Epiphany: Adaptable RDFa Generation Linking the Web of Documents to the Web of Data
Benjamin Adrian; Jörn Hees; Ivan Herman; Michael Sintek; Andreas Dengel
In: Philipp Cimiano; Helena Sofia Pinto (Hrsg.). Knowledge Engineering and Knowledge Management by the Masses. International Conference on Knowledge Engineering and Knowledge Management (EKAW-2010), 17th, October 11-15, Lisbon, Portugal, Pages 178-192, Lecture Notes in Computer Science (LNCS), Vol. 6317, ISBN 978-3-642-16437-8, Springer, 2010.

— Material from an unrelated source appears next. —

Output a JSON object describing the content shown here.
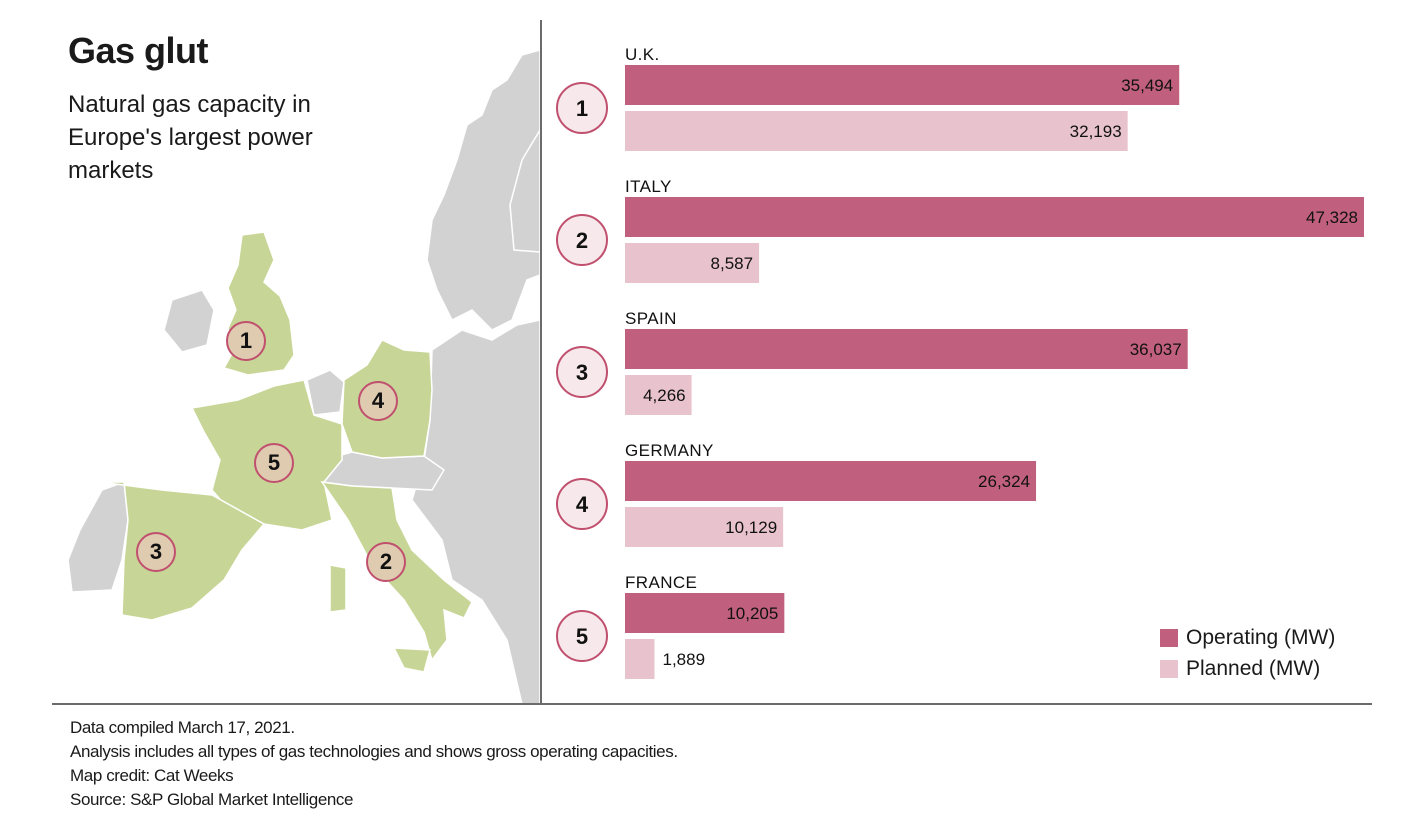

The appearance of Linked Open Data (LOD) was an important milestone for reaching a Web of Data. More and more RDF data sets get published to be consumed and integrated into a variety of applications. Pointing out one application, Linked Data can be used to enrich web pages with semantic annotations. This gives readers the chance to recall Semantic Web’s knowledge about text passages. RDFa provides a well-defined base, as it extends HTML tags in web pages to a form that contains RDF data. Nevertheless, asking web authors to manually annotate their web pages with semantic annotations is illusive. We present Epiphany, a service that annotates Linked Data to web pages automatically by creating RDFa enhanced versions of the input HTML pages. In Epiphany, Linked Data can be any RDF dataset or mashup (e.g., DBpedia, BBC programs, etc.). Based on ontology-based information extraction and the dataset, Epiphany generates an RDF graph about a web page’s content. Based on this RDF graph, RDFa annotations are generated and integrated in an RDFa enhanced version of the web page. Authors can use Epiphany to get RDFa enhanced versions of their articles that link to Linked Data models. Readers may use Epiphany to receive RDFa enhanced versions of web pages while surfing. We analysed results of Epiphany with Linked Data from BBC about music biographies and show a similar quality compared to results of Open Calais. Epiphany provides annotations from a couple of Linked Data sets.